OBJECTIVES/GOALS: Infants of diabetic mothers (IDMs) may exhibit decreased oral intake, requiring nasogastric feedings and prolonged hospitalization. We hypothesize that increased insulin exposure and resulting overgrowth in utero disrupts hypothalamic regulation of food intake, correlates to body composition and impacts feeding in IDMs. METHODS/STUDY POPULATION: Infants born at ≥ 35 weeks gestation to mothers with gestational or type II diabetes (IDM cohort), and normoglycemic mothers (control cohort) were recruited. Infants born to mothers with Type I DM or preeclampsia and with a history of intrauterine growth restriction, opioid exposure, or major congenital anomalies were excluded. Salivary expression of known hunger signaling genes 5AMP-activated protein kinase (AMPK), Neuropeptide Y receptor Y2 (NPY2R), leptin (LEP), ghrelin (GHRL), proopiomelanocortin (POMC), and adiponectin (ADIPOQ) were quantified using RT-qPCR. Body composition was assessed via skinfold measurements and compared and correlated between cohorts. Feeding outcomes were recorded. RESULTS/ANTICIPATED RESULTS: 23 infants were recruited in each cohort. POMC and AMPK were expressed by 71% and 88% of infants respectively in both cohorts. NPY2R was expressed by 79% and 83% of the diabetic cohort and normoglycemia cohort respectively, while GHRL was expressed by 75% and 79% of the diabetic cohort and normoglycemia cohort, respectively. LEP and ADIPOQ were not reliably expressed in either cohort.

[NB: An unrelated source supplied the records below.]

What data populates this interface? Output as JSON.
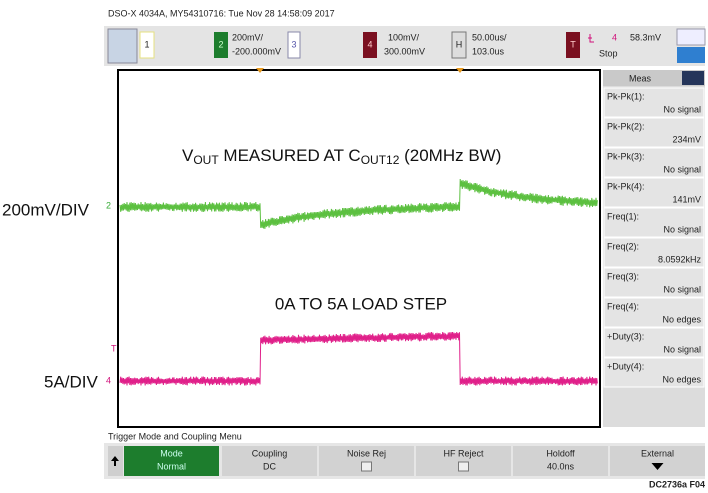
{
  "header": {
    "title": "DSO-X 4034A, MY54310716: Tue Nov 28 14:58:09 2017"
  },
  "toolbar": {
    "ch1": "1",
    "ch2": {
      "num": "2",
      "scale": "200mV/",
      "offset": "-200.000mV"
    },
    "ch3": "3",
    "ch4": {
      "num": "4",
      "scale": "100mV/",
      "offset": "300.00mV"
    },
    "timebase": {
      "key": "H",
      "scale": "50.00us/",
      "delay": "103.0us"
    },
    "trigger": {
      "key": "T",
      "source": "4",
      "level": "58.3mV",
      "status": "Stop"
    }
  },
  "annotations": {
    "vout": [
      "V",
      "OUT",
      " MEASURED AT C",
      "OUT12",
      " (20MHz BW)"
    ],
    "load": "0A TO 5A LOAD STEP",
    "ch2_scale": "200mV/DIV",
    "ch4_scale": "5A/DIV"
  },
  "markers": {
    "ch2": "2",
    "trig": "T",
    "ch4": "4"
  },
  "meas": {
    "title": "Meas",
    "items": [
      {
        "label": "Pk-Pk(1):",
        "value": "No signal"
      },
      {
        "label": "Pk-Pk(2):",
        "value": "234mV"
      },
      {
        "label": "Pk-Pk(3):",
        "value": "No signal"
      },
      {
        "label": "Pk-Pk(4):",
        "value": "141mV"
      },
      {
        "label": "Freq(1):",
        "value": "No signal"
      },
      {
        "label": "Freq(2):",
        "value": "8.0592kHz"
      },
      {
        "label": "Freq(3):",
        "value": "No signal"
      },
      {
        "label": "Freq(4):",
        "value": "No edges"
      },
      {
        "label": "+Duty(3):",
        "value": "No signal"
      },
      {
        "label": "+Duty(4):",
        "value": "No edges"
      }
    ]
  },
  "menu": {
    "title": "Trigger Mode and Coupling Menu",
    "keys": [
      {
        "label": "Mode",
        "value": "Normal"
      },
      {
        "label": "Coupling",
        "value": "DC"
      },
      {
        "label": "Noise Rej"
      },
      {
        "label": "HF Reject"
      },
      {
        "label": "Holdoff",
        "value": "40.0ns"
      },
      {
        "label": "External"
      }
    ]
  },
  "footer": "DC2736a F04"
}
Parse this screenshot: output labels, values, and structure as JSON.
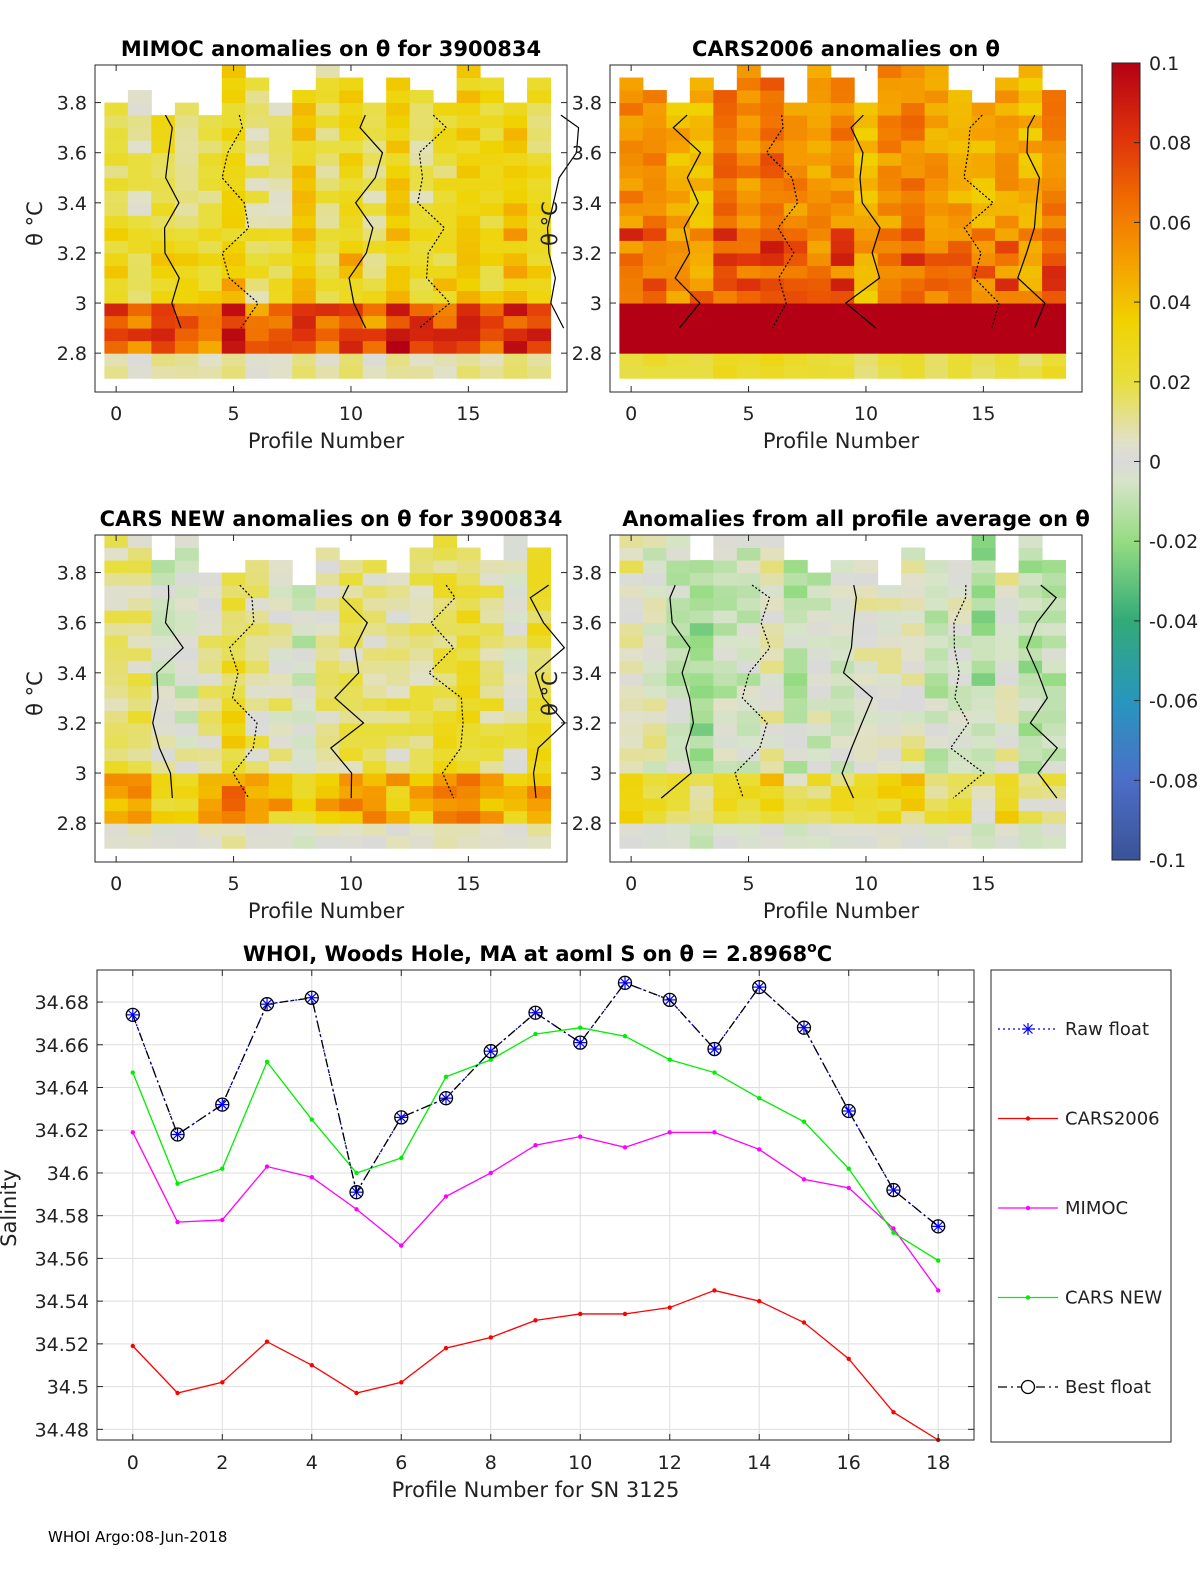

Infants with a higher body fat percentage were less likely to express NPY2R (OR= 0.76). There was no significant association between body fat percentage and expression of AMPK, POMC, or GHRL. Only 3 IDMs were noted by providers to exhibit poor oral intake, limiting our ability to correlate gene expression and body composition with feeding outcomes. DISCUSSION/SIGNIFICANCE: Non-invasive assessment of hunger signaling gene expression is possible through salivary analysis of AMPK, POMC, NPY2R, and GHRL. Given the paucity of IDMs with poor feeding in our study, future studies should target IDMs requiring feeding support to understand mechanisms driving aberrant feeding behavior.